The tuberculosis diagnostic landscape is advancing rapidly but tools to monitor treatment response are relatively neglected. Monitoring treatment response in patients with pulmonary tuberculosis provides information about patient clinical status, has the potential to predict and enable prevention of treatment failure, and also guides infection control. The tool most commonly used to monitor treatment response is sputum-smear microscopy, which relies on the patient producing good quality sputum, and is generally only useful for patients who were smear-positive at the start of treatment. DiNardo et al. report that patients who remained stool PCR positive after 2 months of therapy were 2.8 times more likely to have drug resistance or treatment failure, although sensitivity was only 44%.[6] Poor treatment response has multiple causes, but the most common is inadequate treatment of unrecognized drug-resistant tuberculosis. Therefore, rapid drug susceptibility testing should be provided to all patients at the start of treatment. Even when this policy is optimally implemented, tuberculosis treatment sometimes fails. Changes in symptoms, body weight, and microbiological indicators during treatment are poorly characterized, so when inadequate treatment is commenced, it often continues for months before incipient treatment failure is ascertained. Neither conventional tuberculosis microscopy nor PCR discriminate between live and dead tuberculosis bacilli, so these assays may have intrinsically limited reliability for predicting treatment failure, whether testing sputum or stool.[6,21] Consequently, culture is the gold standard for identifying whether treatment is killing tuberculosis bacteria in vivo. However, culture is slow, so results provide out-of-date information. Therefore, finding tools for the early prediction of treatment failure is a priority. Viability microscopy and RNA-PCR have shown promise to monitor treatment response within 2 weeks of treatment initiation with same-day results, and the former can be used in microscopy centers with infrastructure that is already widely available.[22,23] The novel technique for nucleic acid concentration that has been adapted from soil processing as evaluated by DiNardo et al may have important potential for more accurately assessing tuberculosis treatment response if it can be adapted to concentrate RNA from stool samples.[23]
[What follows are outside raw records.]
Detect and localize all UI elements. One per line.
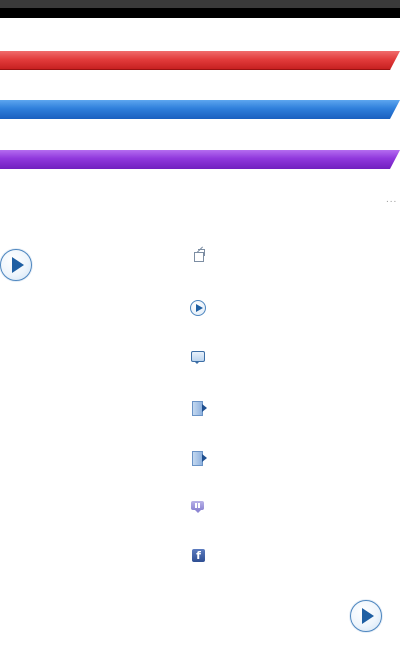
blue-banner[interactable] (0, 100, 400, 119)
document-play-icon[interactable] (190, 450, 207, 466)
external-link-icon[interactable] (190, 246, 206, 264)
document-play-icon[interactable] (190, 400, 207, 416)
document-play-arrow (202, 404, 207, 412)
page: ... f (0, 0, 400, 650)
facebook-icon[interactable]: f (190, 548, 206, 564)
more-dots-icon[interactable]: ... (386, 194, 400, 206)
play-button-right[interactable] (350, 600, 382, 632)
play-icon[interactable] (190, 300, 206, 316)
chat-bubble (191, 501, 204, 510)
purple-banner[interactable] (0, 150, 400, 169)
comment-tail (194, 361, 200, 364)
facebook-glyph: f (192, 549, 205, 562)
document-play-arrow (202, 454, 207, 462)
red-banner[interactable] (0, 51, 400, 70)
top-bar-stripe (0, 0, 400, 8)
chat-bubble-icon[interactable] (190, 499, 206, 515)
comment-icon[interactable] (190, 349, 206, 365)
play-button-left[interactable] (0, 249, 32, 281)
chat-bubble-tail (195, 510, 201, 513)
top-navigation-bar (0, 0, 400, 18)
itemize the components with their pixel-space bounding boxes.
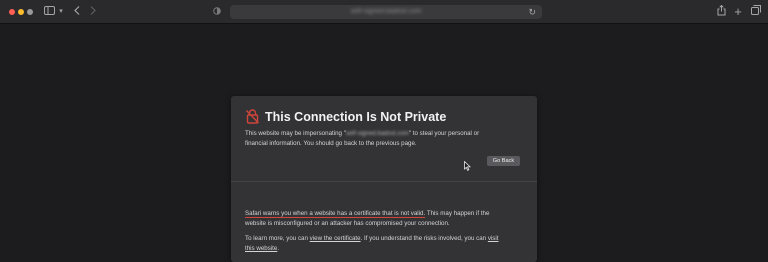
text-segment: website is misconfigured or an attacker … — [245, 220, 450, 227]
visit-website-link-continued[interactable]: this website — [245, 245, 277, 252]
mouse-cursor-icon — [464, 158, 471, 171]
broken-lock-icon — [245, 109, 260, 124]
text-segment: This website may be impersonating " — [245, 130, 346, 137]
visit-website-link[interactable]: visit — [488, 235, 499, 242]
close-window-button[interactable] — [9, 9, 15, 15]
reload-icon[interactable]: ↻ — [528, 5, 536, 19]
impersonation-text: This website may be impersonating "self-… — [245, 129, 521, 149]
text-segment: . — [277, 245, 280, 252]
new-tab-icon[interactable]: + — [733, 5, 743, 19]
minimize-window-button[interactable] — [18, 9, 24, 15]
text-segment: . If you understand the risks involved, … — [360, 235, 488, 242]
zoom-window-button[interactable] — [27, 9, 33, 15]
page-content: This Connection Is Not Private This webs… — [0, 24, 768, 262]
back-arrow-icon[interactable] — [72, 5, 82, 19]
address-text: self-signed.badssl.com — [350, 8, 422, 15]
learn-more-text: To learn more, you can view the certific… — [245, 234, 521, 254]
chevron-down-icon[interactable]: ▾ — [57, 5, 65, 19]
go-back-button[interactable]: Go Back — [487, 156, 520, 166]
text-segment: This may happen if the — [425, 210, 490, 217]
sidebar-icon[interactable] — [43, 5, 55, 19]
text-segment: " to steal your personal or — [408, 130, 480, 137]
view-certificate-link[interactable]: view the certificate — [310, 235, 361, 242]
highlighted-sentence: Safari warns you when a website has a ce… — [245, 210, 426, 218]
text-segment: To learn more, you can — [245, 235, 310, 242]
forward-arrow-icon[interactable] — [88, 5, 98, 19]
warning-title: This Connection Is Not Private — [265, 110, 447, 124]
text-segment: financial information. You should go bac… — [245, 140, 417, 147]
privacy-report-icon[interactable] — [212, 5, 222, 19]
address-bar[interactable]: self-signed.badssl.com ↻ — [230, 5, 542, 19]
certificate-explanation: Safari warns you when a website has a ce… — [245, 209, 521, 229]
browser-toolbar: ▾ self-signed.badssl.com ↻ + — [0, 0, 768, 24]
privacy-warning-card: This Connection Is Not Private This webs… — [231, 96, 537, 262]
section-divider — [231, 181, 537, 182]
tab-overview-icon[interactable] — [750, 5, 762, 19]
share-icon[interactable] — [715, 4, 727, 19]
blurred-domain: self-signed.badssl.com — [345, 130, 409, 137]
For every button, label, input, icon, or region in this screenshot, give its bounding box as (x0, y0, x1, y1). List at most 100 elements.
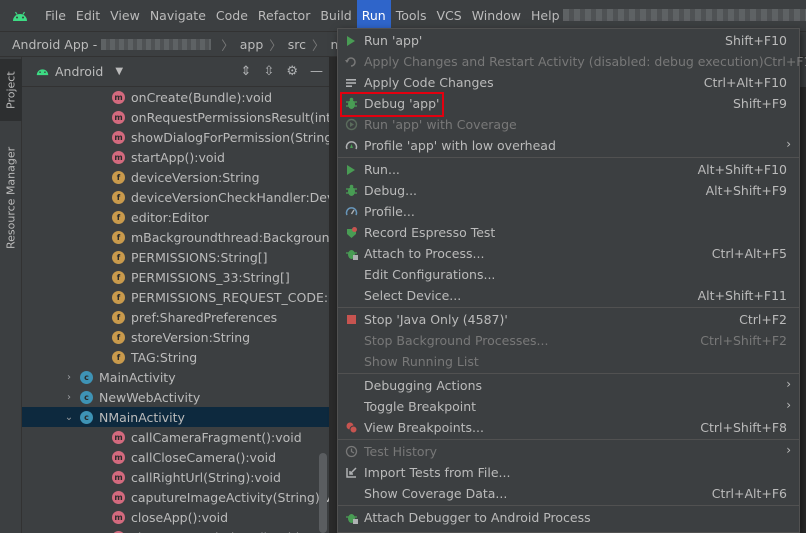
android-studio-logo-icon (0, 0, 40, 31)
expand-all-icon[interactable]: ⇕ (241, 64, 252, 79)
field-icon: f (112, 210, 125, 224)
chevron-down-icon[interactable]: ▼ (115, 66, 123, 77)
menu-view[interactable]: View (105, 0, 145, 31)
tree-row[interactable]: m callCameraFragment():void (22, 427, 329, 447)
menu-file[interactable]: File (40, 0, 71, 31)
tree-row[interactable]: f deviceVersion:String (22, 167, 329, 187)
tree-scrollbar[interactable] (319, 453, 327, 533)
menu-item-show-coverage-data[interactable]: Show Coverage Data... Ctrl+Alt+F6 (338, 483, 799, 504)
tree-row[interactable]: m startApp():void (22, 147, 329, 167)
menu-code[interactable]: Code (211, 0, 253, 31)
menu-item-attach-to-process[interactable]: Attach to Process... Ctrl+Alt+F5 (338, 243, 799, 264)
tree-row[interactable]: f storeVersion:String (22, 327, 329, 347)
tree-row[interactable]: m caputureImageActivity(String):void (22, 487, 329, 507)
tree-row[interactable]: f mBackgroundthread:BackgroundThr (22, 227, 329, 247)
breakpoints-icon (338, 421, 364, 434)
field-icon: f (112, 330, 125, 344)
chevron-down-icon[interactable]: ⌄ (62, 412, 76, 423)
menu-item-label: View Breakpoints... (364, 420, 484, 435)
profile-icon (338, 139, 364, 152)
menu-item-edit-configurations[interactable]: Edit Configurations... (338, 264, 799, 285)
menu-separator (338, 373, 799, 374)
menu-item-shortcut: Alt+Shift+F9 (705, 183, 787, 198)
breadcrumb-project[interactable]: Android App - (12, 37, 97, 52)
menu-window[interactable]: Window (467, 0, 526, 31)
tree-row[interactable]: m callCloseCamera():void (22, 447, 329, 467)
tree-row-label: editor:Editor (131, 209, 209, 225)
menu-item-label: Run 'app' (364, 33, 423, 48)
resource-manager-tool-tab[interactable]: Resource Manager (0, 139, 22, 257)
menu-item-shortcut: Shift+F9 (732, 96, 787, 111)
menu-item-run[interactable]: Run... Alt+Shift+F10 (338, 159, 799, 180)
tree-row[interactable]: f TAG:String (22, 347, 329, 367)
breadcrumb-src[interactable]: src (288, 37, 306, 52)
record-icon (338, 226, 364, 239)
tool-window-strip: Project Resource Manager (0, 57, 22, 533)
class-icon: c (80, 370, 93, 384)
menu-item-debugging-actions[interactable]: Debugging Actions › (338, 375, 799, 396)
gear-icon[interactable]: ⚙ (286, 64, 298, 79)
menu-item-debug-app[interactable]: Debug 'app' Shift+F9 (338, 93, 799, 114)
menu-item-apply-code-changes[interactable]: Apply Code Changes Ctrl+Alt+F10 (338, 72, 799, 93)
menu-item-shortcut: Shift+F10 (725, 33, 787, 48)
breadcrumb-separator: 〉 (221, 37, 234, 53)
tree-row[interactable]: ⌄ c NMainActivity (22, 407, 329, 427)
import-tests-icon (338, 466, 364, 479)
method-icon: m (112, 430, 125, 444)
collapse-all-icon[interactable]: ⇳ (263, 64, 274, 79)
tree-row[interactable]: f PERMISSIONS_33:String[] (22, 267, 329, 287)
attach-debug-icon (338, 247, 364, 260)
menu-refactor[interactable]: Refactor (253, 0, 315, 31)
menu-edit[interactable]: Edit (71, 0, 105, 31)
tree-row[interactable]: › c NewWebActivity (22, 387, 329, 407)
tree-row[interactable]: m callRightUrl(String):void (22, 467, 329, 487)
menu-item-record-espresso-test[interactable]: Record Espresso Test (338, 222, 799, 243)
minimize-icon[interactable]: — (310, 64, 323, 79)
menu-item-select-device[interactable]: Select Device... Alt+Shift+F11 (338, 285, 799, 306)
tree-row[interactable]: m closeApp():void (22, 507, 329, 527)
tree-row-label: pref:SharedPreferences (131, 309, 278, 325)
breadcrumb-app[interactable]: app (240, 37, 264, 52)
tree-row-label: TAG:String (131, 349, 198, 365)
tree-row-label: NewWebActivity (99, 389, 201, 405)
chevron-right-icon[interactable]: › (62, 372, 76, 383)
project-view-selector[interactable]: Android (55, 64, 103, 79)
tree-row[interactable]: m onCreate(Bundle):void (22, 87, 329, 107)
tree-row-label: startApp():void (131, 149, 225, 165)
breadcrumb-redacted (101, 38, 212, 50)
menu-run[interactable]: Run (356, 0, 391, 31)
menu-item-toggle-breakpoint[interactable]: Toggle Breakpoint › (338, 396, 799, 417)
menu-item-shortcut: Ctrl+Shift+F8 (700, 420, 787, 435)
menu-item-label: Select Device... (364, 288, 462, 303)
menu-item-stop-java-only-4587[interactable]: Stop 'Java Only (4587)' Ctrl+F2 (338, 309, 799, 330)
menu-vcs[interactable]: VCS (432, 0, 467, 31)
method-icon: m (112, 90, 125, 104)
menu-item-import-tests-from-file[interactable]: Import Tests from File... (338, 462, 799, 483)
menu-item-debug[interactable]: Debug... Alt+Shift+F9 (338, 180, 799, 201)
menu-navigate[interactable]: Navigate (145, 0, 211, 31)
tree-row[interactable]: f PERMISSIONS_REQUEST_CODE:int (22, 287, 329, 307)
menu-build[interactable]: Build (315, 0, 356, 31)
menu-item-view-breakpoints[interactable]: View Breakpoints... Ctrl+Shift+F8 (338, 417, 799, 438)
tree-row[interactable]: m showDialogForPermission(String):vo (22, 127, 329, 147)
tree-row[interactable]: › c MainActivity (22, 367, 329, 387)
menu-item-label: Show Coverage Data... (364, 486, 508, 501)
tree-row[interactable]: f deviceVersionCheckHandler:DeviceV (22, 187, 329, 207)
chevron-right-icon: › (786, 398, 791, 412)
tree-row[interactable]: f editor:Editor (22, 207, 329, 227)
menu-tools[interactable]: Tools (391, 0, 432, 31)
tree-row[interactable]: m onRequestPermissionsResult(int, Stri (22, 107, 329, 127)
tree-row[interactable]: f pref:SharedPreferences (22, 307, 329, 327)
menu-item-profile[interactable]: Profile... (338, 201, 799, 222)
tree-row[interactable]: mclosePopUpWindows():void (22, 527, 329, 533)
menu-item-attach-debugger-to-android-process[interactable]: Attach Debugger to Android Process (338, 507, 799, 528)
tree-row[interactable]: f PERMISSIONS:String[] (22, 247, 329, 267)
menu-item-run-app[interactable]: Run 'app' Shift+F10 (338, 30, 799, 51)
menu-help[interactable]: Help (526, 0, 565, 31)
project-tool-tab[interactable]: Project (0, 59, 22, 121)
menu-item-profile-app-with-low-overhead[interactable]: Profile 'app' with low overhead › (338, 135, 799, 156)
chevron-right-icon[interactable]: › (62, 392, 76, 403)
menu-item-label: Debug 'app' (364, 96, 440, 111)
project-tree: m onCreate(Bundle):void m onRequestPermissi… (22, 87, 329, 533)
menu-item-label: Run... (364, 162, 400, 177)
In addition to its potential for predicting treatment failure, the improved sensitivity of stool PCR reported by DiNardo et al. has the potential to increase the laboratory confirmation of tuberculosis. This should decrease the number of cases with empirical treatment, increase the proportion of patients with tuberculosis who receive prompt and appropriate therapy, prevent people with other diagnoses receiving unnecessary tuberculosis therapy instead of the specific treatment that they actually need, and reduce the risk of inadvertent mistreatment of drug-resistant tuberculosis causing selection of drug resistance, treatment failure, death, and spread of tuberculosis to others.